Californian hair coloring company

eSalon is a hair color company based in El Segundo, California. Launched in 2010, the company's core offering is individually customized hair coloring for at home application.

==History==
eSalon was founded by a former employee, Francisco Gimenez, a friend, and three founders of the price-comparison shopping site, PriceGrabber, after it was bought by Experian in 2005. In 2008, the group founded eSalon and after two years of research and development launched the company in 2010. In 2014, eSalon expanded beyond hair color and began offering other hair care products. Later that year the company expanded sales to Europe and Canada and reported revenues of over $17 million. By 2015, the company had sold 2.2 million units of hair color to 140,000 subscribers with 120,000 different unique formulas.
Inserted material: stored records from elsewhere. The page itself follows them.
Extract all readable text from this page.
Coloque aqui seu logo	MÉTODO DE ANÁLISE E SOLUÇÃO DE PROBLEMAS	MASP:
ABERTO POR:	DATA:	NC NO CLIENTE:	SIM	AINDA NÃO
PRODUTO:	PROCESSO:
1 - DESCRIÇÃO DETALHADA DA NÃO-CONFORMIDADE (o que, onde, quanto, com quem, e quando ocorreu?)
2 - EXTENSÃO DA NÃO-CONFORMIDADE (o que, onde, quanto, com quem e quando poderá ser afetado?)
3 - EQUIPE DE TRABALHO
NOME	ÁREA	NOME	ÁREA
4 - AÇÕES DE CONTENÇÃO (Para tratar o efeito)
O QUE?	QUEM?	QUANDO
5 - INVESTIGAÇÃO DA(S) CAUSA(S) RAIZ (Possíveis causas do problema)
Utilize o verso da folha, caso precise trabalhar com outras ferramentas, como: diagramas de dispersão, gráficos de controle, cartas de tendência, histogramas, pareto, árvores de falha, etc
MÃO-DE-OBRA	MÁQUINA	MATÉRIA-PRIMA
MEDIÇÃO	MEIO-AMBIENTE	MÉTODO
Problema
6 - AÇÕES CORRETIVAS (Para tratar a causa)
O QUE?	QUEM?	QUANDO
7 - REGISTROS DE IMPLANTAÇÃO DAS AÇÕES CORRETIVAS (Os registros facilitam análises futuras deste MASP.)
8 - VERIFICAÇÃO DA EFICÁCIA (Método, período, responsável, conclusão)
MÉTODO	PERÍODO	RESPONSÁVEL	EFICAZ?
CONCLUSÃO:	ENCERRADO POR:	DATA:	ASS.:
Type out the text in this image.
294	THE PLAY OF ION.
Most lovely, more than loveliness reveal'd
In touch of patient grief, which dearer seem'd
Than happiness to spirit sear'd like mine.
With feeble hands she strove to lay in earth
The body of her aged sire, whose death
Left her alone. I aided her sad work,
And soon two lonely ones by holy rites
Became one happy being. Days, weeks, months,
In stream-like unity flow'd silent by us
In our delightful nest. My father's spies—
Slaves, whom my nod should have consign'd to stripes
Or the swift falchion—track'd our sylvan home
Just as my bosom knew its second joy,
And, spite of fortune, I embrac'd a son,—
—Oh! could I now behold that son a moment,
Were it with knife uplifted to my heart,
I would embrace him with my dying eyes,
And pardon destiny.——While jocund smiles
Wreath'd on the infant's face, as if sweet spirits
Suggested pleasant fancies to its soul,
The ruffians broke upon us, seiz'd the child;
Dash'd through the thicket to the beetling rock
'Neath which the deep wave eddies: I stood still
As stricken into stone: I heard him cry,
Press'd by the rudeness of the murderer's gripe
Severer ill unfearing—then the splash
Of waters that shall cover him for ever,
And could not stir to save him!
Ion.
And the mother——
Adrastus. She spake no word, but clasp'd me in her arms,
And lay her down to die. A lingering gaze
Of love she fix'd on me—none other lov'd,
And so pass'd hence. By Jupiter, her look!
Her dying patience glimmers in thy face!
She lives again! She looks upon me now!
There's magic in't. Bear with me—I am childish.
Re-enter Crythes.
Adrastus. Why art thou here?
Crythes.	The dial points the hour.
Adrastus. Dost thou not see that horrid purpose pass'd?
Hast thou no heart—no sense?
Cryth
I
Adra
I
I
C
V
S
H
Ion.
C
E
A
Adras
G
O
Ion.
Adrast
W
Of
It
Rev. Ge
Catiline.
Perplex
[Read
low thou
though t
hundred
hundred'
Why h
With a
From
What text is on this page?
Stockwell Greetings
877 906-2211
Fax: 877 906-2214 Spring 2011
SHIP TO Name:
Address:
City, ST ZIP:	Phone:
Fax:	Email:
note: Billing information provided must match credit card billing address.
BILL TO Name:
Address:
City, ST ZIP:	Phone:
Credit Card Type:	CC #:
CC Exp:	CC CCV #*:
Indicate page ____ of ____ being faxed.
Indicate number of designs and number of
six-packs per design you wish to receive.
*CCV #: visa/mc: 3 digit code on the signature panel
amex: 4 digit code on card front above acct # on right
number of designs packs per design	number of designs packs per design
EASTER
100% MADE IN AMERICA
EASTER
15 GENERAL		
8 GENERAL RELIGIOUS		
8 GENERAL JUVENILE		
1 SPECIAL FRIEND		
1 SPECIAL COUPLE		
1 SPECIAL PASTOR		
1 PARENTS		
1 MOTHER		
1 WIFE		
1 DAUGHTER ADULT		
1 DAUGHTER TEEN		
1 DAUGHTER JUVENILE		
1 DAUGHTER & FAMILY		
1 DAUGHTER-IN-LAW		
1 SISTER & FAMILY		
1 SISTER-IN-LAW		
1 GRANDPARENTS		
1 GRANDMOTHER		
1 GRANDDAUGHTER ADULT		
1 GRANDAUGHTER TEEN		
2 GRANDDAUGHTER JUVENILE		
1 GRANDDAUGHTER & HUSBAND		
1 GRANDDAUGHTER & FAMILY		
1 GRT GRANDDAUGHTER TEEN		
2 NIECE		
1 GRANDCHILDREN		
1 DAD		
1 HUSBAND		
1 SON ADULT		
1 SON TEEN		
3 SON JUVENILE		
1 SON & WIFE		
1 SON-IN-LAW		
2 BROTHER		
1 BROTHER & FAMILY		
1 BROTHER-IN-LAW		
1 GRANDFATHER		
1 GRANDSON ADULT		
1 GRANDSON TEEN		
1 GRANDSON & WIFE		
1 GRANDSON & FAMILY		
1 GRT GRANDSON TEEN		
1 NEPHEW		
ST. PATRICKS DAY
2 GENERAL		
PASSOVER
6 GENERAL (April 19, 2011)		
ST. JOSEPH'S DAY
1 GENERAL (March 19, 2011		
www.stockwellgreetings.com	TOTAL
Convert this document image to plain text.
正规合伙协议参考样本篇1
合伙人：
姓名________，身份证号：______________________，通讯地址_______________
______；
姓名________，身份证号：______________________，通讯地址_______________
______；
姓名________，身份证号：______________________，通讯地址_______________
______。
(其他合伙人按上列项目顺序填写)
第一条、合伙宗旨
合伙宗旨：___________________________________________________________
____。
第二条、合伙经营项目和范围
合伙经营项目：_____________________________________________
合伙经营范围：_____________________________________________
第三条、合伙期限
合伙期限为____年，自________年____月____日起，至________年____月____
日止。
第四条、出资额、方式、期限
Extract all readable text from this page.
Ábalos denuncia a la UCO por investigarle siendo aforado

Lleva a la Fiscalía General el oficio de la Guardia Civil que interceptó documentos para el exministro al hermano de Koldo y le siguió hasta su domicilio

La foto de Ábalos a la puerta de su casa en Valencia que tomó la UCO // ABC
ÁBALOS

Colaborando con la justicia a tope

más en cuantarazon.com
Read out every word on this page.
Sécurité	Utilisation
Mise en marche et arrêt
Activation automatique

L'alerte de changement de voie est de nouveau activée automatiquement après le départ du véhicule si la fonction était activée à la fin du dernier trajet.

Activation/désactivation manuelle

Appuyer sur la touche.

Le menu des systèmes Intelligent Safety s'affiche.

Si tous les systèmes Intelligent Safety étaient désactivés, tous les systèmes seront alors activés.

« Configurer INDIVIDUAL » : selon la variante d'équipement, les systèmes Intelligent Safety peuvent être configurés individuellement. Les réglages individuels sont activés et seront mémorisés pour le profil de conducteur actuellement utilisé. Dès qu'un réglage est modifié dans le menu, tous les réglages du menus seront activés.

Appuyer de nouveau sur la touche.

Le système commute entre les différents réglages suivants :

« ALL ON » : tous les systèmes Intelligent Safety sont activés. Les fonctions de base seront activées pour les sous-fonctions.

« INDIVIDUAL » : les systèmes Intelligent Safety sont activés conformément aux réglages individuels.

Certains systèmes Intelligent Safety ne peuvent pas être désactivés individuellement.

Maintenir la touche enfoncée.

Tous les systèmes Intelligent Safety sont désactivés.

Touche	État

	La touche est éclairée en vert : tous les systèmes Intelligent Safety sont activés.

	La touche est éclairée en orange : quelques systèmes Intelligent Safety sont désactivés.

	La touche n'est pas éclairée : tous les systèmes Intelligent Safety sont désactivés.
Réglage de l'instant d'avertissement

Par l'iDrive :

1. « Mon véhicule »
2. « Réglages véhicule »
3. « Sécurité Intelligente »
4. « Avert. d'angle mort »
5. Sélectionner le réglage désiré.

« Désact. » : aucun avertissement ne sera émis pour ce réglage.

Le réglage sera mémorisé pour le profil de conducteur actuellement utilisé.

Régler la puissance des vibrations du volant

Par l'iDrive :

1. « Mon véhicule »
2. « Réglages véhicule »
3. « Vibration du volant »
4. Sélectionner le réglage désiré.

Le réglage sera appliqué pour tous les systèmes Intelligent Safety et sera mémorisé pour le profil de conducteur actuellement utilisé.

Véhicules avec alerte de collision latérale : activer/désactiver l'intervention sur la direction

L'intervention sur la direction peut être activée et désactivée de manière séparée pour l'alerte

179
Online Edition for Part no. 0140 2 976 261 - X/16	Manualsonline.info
In November 2016, the company released a personalized highlighting system called Light Set.

==Operations==
eSalon creates custom hair color for clients based on an online questionnaire about their hair color history, amount of gray, skin tone, eye color and other factors. The corresponding formula is mixed on an individual basis for at home application and is available as a one-time purchase or as a subscription. eSalon has two patents on their custom coloring system. The company utilizes a direct to consumer sales model. eSalon has received the "Best of Beauty" award for "Best Home Hair Color" from Allure in 2014, 2015,2016, 2017, and 2019.